Nancy Blair’s students squealed and giggled as she read out loud Edgar Allan Poe’s “The Tell-Tale Heart.” She urged her Rincon Valley Middle School English class to think about descriptive narratives before diving into a writing assignment.
Normalcy appeared to be returning to the 900-student campus after the Tubbs fire three weeks ago destroyed the homes of 113 students and forced hundreds more to evacuate.
“This is so unprecedented that everyone is affected by the tragedy all at the same time,” said Blair, 50, who lost her Mark West Estates home in the fire and is living in a borrowed RV with her husband and their 10-year-old twins.
She’s among the 150 teachers countywide who lost their homes in the fires that erupted Oct. 8. Many already have returned to their schools, hoping to provide some routine for their students and help them cope with the trauma while dealing with their own losses.
“In some ways, it might help my students feel better because I’m going through it, too,” Blair said.
Like her students, Blair said she’s also finding comfort in being back at school, where she’s taught English for the past 24 years.

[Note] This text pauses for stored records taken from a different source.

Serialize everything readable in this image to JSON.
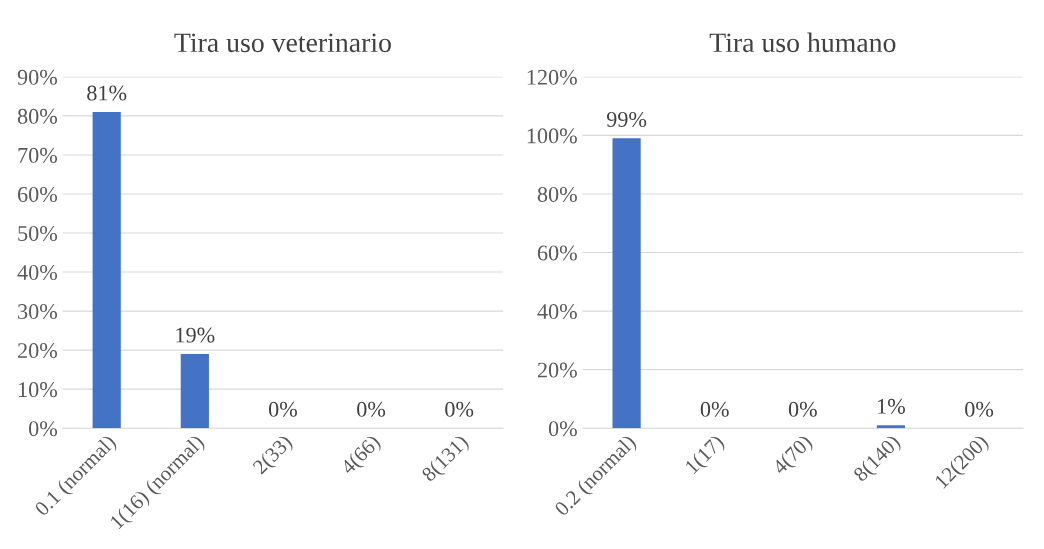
{
  "chart_data": [
    {
      "type": "bar",
      "title": "Tira uso veterinario",
      "categories": [
        "0.1 (normal)",
        "1(16) (normal)",
        "2(33)",
        "4(66)",
        "8(131)"
      ],
      "series": [
        {
          "color": "#4472c4",
          "values": [
            81,
            19,
            0,
            0,
            0
          ],
          "value_labels": [
            "81%",
            "19%",
            "0%",
            "0%",
            "0%"
          ]
        }
      ],
      "ylim": [
        0,
        90
      ],
      "yticks": [
        {
          "value": 0,
          "label": "0%"
        },
        {
          "value": 10,
          "label": "10%"
        },
        {
          "value": 20,
          "label": "20%"
        },
        {
          "value": 30,
          "label": "30%"
        },
        {
          "value": 40,
          "label": "40%"
        },
        {
          "value": 50,
          "label": "50%"
        },
        {
          "value": 60,
          "label": "60%"
        },
        {
          "value": 70,
          "label": "70%"
        },
        {
          "value": 80,
          "label": "80%"
        },
        {
          "value": 90,
          "label": "90%"
        }
      ],
      "grid": "y",
      "legend": false
    },
    {
      "type": "bar",
      "title": "Tira uso humano",
      "categories": [
        "0.2 (normal)",
        "1(17)",
        "4(70)",
        "8(140)",
        "12(200)"
      ],
      "series": [
        {
          "color": "#4472c4",
          "values": [
            99,
            0,
            0,
            1,
            0
          ],
          "value_labels": [
            "99%",
            "0%",
            "0%",
            "1%",
            "0%"
          ]
        }
      ],
      "ylim": [
        0,
        120
      ],
      "yticks": [
        {
          "value": 0,
          "label": "0%"
        },
        {
          "value": 20,
          "label": "20%"
        },
        {
          "value": 40,
          "label": "40%"
        },
        {
          "value": 60,
          "label": "60%"
        },
        {
          "value": 80,
          "label": "80%"
        },
        {
          "value": 100,
          "label": "100%"
        },
        {
          "value": 120,
          "label": "120%"
        }
      ],
      "grid": "y",
      "legend": false
    }
  ]
}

She said the students give her energy, while faculty and staff provide much-needed support as she wrestles with life’s new challenges. They include hunting for a rental home and ensuring her twins have a place to go after school now that they live far from their Mark West Union school district.
“It’s tiring... I’m forgetting names. It’s like having baby brain,” she said, jokingly. But the kids don’t seem to mind.
“They’ve been awesome,” said Blair, who also teaches at Santa Rosa Accelerated Charter, located on the Rincon Valley Middle School campus. “They’re handing me gift cards. The parents are trying to help me find places to live.”
Lesley Van Dordrecht, a second-grade teacher at Mark West Elementary, returned to school Monday, although she initially worried about whether she could handle work after losing her home in Coffey Park.
“I’m still pretty disoriented, and I get tired very fast,” said Van Dordrecht, 62, who’s taught at the school for 24 years. “(But) it has been good for me being around so much love. The young children give you so much hope. They’re always looking forward, not looking back.”
Van Dordrecht and her husband, a musician, escaped minutes before the Tubbs fire engulfed their Hennessy Place home, where they had lived for 29 years. They managed to grab her husband’s favorite guitar and their car keys but not much else.
“Everything was in there — all my kids’ memories. All my husband’s instruments,” Van Dordrecht said.
They managed to secure an apartment a few days after the fire, but it remains empty except for a blow-up mattress and a television a friend gave them to watch the World Series, said Van Dordrecht.
On the first day back at school, she asked her students to write about the fire and its impact on their families. She also talked to them about how the fire affected her family.
“I warned them ‘I might start crying, but it’s all OK. Just come up and give me a hug,’ ” she said.
While it’s hard for her, Van Dordrecht keeps in mind it’s twice as hard for the children and teachers from John B. Riebli Elementary School, who had to move to her campus. Although Riebli escaped damaged from the blaze, the school remains closed until toxic materials in adjacent neighborhoods are cleared, Mark West Union School District superintendent Ron Calloway said.
He said 216 students from 192 families lost homes in the fire, which also destroyed the homes of 16 employees, including eight teachers. He said teachers and staff are working hard to bring normalcy to the students.
“They have to be brave and supportive of children,” he said. “The spirit of the staff and their dedication and perseverance to our children is forefront at every moment.”
Districts throughout the county have seen an outpouring of support for both students and teachers. The Windsor school district received gift cards for the 19 employees who lost their homes. While their schools were spared, Superintendent Brandon Krueger said many of his staff members were forced to evacuate their neighborhoods in Coffey Park, Larkfield-Mark West and Fountaingrove.
His district, like others throughout the county, is providing employees impacted by the fire additional personal leave days. “Some took a few days immediately to just get things together,” he said.
Three other educators in her neighborhood lost their homes in the fire, Blair said. At Rincon Valley Middle, which is part of Santa Rosa City Schools, the county’s largest school district, she said another teacher and an office staff member also lost their home.
The fires destroyed the homes of 32 teachers districtwide, said Will Lyon, president of the Santa Rosa teacher’s union, which has handed out $50,000 in grants to educators who lost homes or were forced to evacuate. He said the California Teachers Association also provided $100,000 in grants.
Maria Carrillo High School teacher Trish Terrell helped many teachers turn in the grant applications.
“(It) was a huge pain: fill out form online, print it, sign it, fax or mail — many things a displaced and distraught person could not handle,” said Terrell, who also collected backpacks and school supplies for more than 900 children, then went on to help other teachers fill out the same forms.